FAKE: I love that scenario. Okay. Thank you so much, Daniel.
FAKE: I’m a generalist, not an expert in neuroscience. So like you, I’m trying to figure out what my life, and my friends’ and families’, would be like with Halo.
I know that all of you listening are experts in something. Whether it’s sports, or education, or parenting – or even neuroscience. What do you think about Halo? I’d love to know. Should students use it in school? Should athletes use it to train? Let’s start a real dialogue about the possibilities – and the perils. And of course, answer the question: Should This Exist?
Let us know what you think of Halo. Tweet at us using the hashtag #ShouldThisExist.
And here’s a special treat. I asked Sammus, a rapper pursuing her PhD in Science and Technology, to break down the science behind Halo.
SAMMUS: It seems we’re engineering faster learning brains
Just imagine what can happen, all the risks and all the gains
Halo is a new device
That spurs a hyperplastic state
Meaning when you use it
you can learn at a much faster rate
You wear it like it’s headphones
While you’re practicing a sport cuz
Halo then moves ’lectric current
through your motor cortex
Which controls the motion in ya body
So when you add some voltage to the party
Your dome’s just getting started
It all revolves around the organ bobbin’ round ya noggin’
It’s always turned on – whether you’re nodding off or jogging
all your neurons – that’s the term reserved for your nerve cells –
They send electric signals when you learn skills
And when you’re learning a skill
Like how to bat or to rap great
Your brain is forming new neural pathways
But sad-face it won’t last forever; older learners lag, yes indeed
Only younger folks have active neuroplasticity
That’s another phrase for the state when your brain learns
When you come of age then your brain firms
NO – It gets less plastic, the pathways get slow
We need something drastic – Halo come to the rescue!
But what does Halo mean for the haves and the have-nothings?

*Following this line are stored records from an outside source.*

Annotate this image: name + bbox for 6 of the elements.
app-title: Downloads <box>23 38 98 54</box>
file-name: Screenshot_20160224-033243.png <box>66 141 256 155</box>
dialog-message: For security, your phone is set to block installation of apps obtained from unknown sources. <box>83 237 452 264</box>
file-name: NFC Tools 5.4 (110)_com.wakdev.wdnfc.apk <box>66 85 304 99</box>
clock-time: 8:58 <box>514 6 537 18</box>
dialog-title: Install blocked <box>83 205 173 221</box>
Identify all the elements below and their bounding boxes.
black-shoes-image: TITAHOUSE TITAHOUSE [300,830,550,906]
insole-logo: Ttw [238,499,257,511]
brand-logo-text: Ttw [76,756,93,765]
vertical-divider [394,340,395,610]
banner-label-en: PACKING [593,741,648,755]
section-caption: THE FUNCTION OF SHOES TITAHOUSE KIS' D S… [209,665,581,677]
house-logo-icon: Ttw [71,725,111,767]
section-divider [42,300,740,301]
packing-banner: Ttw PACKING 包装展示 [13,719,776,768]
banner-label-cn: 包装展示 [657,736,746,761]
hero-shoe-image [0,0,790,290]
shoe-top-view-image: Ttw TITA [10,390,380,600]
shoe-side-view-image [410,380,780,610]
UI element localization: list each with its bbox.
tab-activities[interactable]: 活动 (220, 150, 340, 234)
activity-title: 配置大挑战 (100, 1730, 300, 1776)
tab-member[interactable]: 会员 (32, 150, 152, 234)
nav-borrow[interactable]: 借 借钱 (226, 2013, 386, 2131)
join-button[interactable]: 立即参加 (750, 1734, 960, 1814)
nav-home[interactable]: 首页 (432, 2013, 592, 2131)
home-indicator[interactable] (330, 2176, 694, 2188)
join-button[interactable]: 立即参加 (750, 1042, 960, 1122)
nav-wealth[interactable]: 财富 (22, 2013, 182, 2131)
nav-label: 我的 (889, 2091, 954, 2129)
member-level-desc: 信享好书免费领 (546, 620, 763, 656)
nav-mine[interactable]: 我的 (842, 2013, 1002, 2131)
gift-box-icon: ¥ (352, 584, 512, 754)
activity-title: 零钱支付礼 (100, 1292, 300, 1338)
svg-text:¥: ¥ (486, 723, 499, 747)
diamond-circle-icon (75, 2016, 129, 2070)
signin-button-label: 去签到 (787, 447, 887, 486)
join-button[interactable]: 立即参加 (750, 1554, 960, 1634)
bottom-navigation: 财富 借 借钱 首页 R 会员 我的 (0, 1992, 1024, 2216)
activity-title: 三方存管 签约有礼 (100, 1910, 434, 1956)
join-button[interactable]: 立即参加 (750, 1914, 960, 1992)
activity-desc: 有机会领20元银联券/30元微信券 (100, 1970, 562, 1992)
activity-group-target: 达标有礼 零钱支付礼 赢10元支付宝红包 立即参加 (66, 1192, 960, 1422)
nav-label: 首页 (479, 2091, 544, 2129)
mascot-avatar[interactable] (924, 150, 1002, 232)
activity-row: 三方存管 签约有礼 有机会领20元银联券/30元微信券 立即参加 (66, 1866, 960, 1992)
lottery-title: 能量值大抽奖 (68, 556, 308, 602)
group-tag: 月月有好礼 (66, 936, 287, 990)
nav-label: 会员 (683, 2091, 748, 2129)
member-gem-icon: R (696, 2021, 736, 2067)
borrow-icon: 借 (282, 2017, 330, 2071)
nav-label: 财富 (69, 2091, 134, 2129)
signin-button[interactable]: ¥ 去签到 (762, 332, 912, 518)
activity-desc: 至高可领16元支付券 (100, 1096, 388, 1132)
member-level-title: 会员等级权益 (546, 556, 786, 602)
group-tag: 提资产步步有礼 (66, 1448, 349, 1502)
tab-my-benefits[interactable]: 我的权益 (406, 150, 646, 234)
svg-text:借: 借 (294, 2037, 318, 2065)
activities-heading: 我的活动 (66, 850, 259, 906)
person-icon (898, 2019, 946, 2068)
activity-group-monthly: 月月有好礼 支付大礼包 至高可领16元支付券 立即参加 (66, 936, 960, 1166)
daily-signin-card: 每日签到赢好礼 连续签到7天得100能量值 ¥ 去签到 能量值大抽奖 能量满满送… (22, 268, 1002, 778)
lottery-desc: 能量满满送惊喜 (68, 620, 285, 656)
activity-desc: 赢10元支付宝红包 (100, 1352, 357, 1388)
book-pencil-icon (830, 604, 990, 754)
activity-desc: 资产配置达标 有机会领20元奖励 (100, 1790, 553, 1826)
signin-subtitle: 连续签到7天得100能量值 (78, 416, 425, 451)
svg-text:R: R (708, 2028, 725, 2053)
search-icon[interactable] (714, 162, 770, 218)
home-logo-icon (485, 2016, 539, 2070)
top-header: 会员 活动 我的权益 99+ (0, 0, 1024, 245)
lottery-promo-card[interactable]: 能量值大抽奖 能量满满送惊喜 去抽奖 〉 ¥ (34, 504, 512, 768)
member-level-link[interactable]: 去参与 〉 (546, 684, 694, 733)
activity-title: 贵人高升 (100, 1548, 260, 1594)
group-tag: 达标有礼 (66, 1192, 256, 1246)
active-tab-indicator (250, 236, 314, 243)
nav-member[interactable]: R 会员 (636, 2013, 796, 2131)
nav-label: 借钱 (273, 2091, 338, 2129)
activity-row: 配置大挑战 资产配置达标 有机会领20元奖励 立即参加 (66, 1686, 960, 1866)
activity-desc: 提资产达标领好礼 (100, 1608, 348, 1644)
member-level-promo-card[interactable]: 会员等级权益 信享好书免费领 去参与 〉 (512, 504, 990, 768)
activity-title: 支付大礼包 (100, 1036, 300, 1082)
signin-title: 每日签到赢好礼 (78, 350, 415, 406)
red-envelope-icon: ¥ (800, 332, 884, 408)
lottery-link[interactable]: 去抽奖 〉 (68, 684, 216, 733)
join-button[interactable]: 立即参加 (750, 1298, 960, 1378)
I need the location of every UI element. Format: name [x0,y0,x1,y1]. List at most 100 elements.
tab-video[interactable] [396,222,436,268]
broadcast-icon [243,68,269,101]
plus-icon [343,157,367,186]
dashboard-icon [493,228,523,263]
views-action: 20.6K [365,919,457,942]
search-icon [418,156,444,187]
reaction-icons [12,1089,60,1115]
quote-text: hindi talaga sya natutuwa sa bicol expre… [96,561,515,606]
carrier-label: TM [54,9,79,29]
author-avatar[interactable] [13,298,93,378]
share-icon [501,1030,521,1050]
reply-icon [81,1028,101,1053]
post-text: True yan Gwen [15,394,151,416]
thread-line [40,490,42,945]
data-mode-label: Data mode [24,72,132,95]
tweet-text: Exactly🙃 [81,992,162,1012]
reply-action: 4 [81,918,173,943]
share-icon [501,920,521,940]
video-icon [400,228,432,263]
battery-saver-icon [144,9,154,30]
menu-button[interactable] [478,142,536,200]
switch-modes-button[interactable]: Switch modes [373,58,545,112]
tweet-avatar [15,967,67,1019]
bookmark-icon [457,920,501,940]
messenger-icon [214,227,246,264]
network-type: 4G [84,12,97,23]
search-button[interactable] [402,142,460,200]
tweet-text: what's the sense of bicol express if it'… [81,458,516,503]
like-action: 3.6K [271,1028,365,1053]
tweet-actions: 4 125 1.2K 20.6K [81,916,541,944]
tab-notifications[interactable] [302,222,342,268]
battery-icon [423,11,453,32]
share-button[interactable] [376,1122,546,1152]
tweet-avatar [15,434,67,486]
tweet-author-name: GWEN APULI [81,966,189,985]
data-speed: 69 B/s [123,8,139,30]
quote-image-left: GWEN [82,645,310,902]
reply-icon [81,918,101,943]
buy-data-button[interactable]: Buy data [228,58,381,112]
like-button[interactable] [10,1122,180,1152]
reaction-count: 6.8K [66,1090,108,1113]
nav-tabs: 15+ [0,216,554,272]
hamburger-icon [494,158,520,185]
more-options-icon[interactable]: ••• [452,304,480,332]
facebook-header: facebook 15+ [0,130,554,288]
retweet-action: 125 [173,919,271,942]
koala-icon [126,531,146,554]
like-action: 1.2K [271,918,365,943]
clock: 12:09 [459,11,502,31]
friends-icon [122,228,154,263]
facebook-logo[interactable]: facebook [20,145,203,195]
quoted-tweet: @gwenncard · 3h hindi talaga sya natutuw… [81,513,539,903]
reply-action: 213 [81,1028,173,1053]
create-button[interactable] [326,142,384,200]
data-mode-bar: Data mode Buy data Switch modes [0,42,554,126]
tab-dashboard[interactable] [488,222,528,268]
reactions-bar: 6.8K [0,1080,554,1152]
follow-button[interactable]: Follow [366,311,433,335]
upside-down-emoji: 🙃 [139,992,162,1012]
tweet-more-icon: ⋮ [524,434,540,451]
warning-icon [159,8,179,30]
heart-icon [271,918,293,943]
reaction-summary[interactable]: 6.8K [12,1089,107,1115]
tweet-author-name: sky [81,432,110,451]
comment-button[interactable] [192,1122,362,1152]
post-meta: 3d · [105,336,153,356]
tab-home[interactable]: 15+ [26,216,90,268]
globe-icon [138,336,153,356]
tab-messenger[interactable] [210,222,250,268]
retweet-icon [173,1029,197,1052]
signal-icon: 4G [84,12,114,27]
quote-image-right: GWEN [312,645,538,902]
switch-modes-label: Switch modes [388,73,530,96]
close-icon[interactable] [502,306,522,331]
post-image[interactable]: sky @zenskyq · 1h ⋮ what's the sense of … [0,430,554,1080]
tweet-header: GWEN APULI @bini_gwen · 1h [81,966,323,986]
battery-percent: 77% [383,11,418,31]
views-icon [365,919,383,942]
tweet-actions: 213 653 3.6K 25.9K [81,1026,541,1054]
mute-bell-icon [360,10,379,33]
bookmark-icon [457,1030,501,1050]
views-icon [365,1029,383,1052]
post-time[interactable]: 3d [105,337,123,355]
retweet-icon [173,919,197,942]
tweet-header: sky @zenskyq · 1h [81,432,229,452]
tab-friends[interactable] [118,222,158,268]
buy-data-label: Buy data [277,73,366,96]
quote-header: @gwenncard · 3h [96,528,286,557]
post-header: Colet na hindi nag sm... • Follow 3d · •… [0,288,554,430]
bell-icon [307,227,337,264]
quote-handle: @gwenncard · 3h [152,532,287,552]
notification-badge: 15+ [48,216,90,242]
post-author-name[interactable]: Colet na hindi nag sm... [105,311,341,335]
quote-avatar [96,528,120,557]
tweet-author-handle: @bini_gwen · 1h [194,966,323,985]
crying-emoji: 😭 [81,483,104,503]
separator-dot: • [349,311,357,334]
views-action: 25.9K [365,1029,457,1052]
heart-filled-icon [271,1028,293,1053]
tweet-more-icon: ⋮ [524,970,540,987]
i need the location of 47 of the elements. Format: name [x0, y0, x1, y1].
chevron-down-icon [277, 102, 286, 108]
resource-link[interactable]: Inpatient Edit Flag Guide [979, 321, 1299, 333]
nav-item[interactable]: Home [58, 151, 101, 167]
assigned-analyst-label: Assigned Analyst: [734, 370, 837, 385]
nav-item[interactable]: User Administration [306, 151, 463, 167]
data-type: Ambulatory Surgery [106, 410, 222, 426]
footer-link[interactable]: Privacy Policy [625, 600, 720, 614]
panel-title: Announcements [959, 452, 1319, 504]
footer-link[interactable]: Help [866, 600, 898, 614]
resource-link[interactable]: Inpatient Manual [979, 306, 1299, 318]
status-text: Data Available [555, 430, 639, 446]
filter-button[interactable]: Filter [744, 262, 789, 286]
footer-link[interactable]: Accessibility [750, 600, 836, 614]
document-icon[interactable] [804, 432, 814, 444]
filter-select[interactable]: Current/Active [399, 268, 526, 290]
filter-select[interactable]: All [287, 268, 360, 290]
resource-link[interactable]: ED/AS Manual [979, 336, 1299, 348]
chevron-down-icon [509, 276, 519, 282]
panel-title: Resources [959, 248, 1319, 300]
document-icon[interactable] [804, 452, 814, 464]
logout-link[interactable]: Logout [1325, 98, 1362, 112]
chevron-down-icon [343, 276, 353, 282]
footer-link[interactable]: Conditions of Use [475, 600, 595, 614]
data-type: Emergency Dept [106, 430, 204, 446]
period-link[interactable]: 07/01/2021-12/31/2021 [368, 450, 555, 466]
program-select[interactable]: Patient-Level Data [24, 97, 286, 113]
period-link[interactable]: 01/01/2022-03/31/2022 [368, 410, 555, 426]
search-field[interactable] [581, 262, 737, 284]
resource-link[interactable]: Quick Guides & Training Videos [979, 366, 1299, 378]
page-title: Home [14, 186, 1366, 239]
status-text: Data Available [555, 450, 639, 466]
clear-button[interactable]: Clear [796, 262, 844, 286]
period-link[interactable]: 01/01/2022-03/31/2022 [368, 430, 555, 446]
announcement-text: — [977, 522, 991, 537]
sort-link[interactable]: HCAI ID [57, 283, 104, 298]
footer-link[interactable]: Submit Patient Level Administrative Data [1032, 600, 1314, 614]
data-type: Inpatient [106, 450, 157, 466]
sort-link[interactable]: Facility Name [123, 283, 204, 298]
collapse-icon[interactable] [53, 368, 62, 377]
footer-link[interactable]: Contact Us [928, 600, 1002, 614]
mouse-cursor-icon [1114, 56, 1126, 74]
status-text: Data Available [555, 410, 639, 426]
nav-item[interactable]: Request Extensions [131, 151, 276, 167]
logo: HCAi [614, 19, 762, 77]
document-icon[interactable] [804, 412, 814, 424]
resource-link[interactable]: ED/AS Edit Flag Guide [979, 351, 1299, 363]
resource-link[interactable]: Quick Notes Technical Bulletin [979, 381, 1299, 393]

Rich cats get brain hacks with some rad plug-ins
The other half won’t get past the competition;
Another way the cards are stacked against them
On the other hand Halo offers hope for slow and older learners
to overturn the code of programs running on our servers
What if humans each had Halo sitting in our toolkits?
What a feat it is to teach an older dog some new tricks
It seems we’re engineering faster learning brains
Just imagine what can happen – all the risks and all the gains.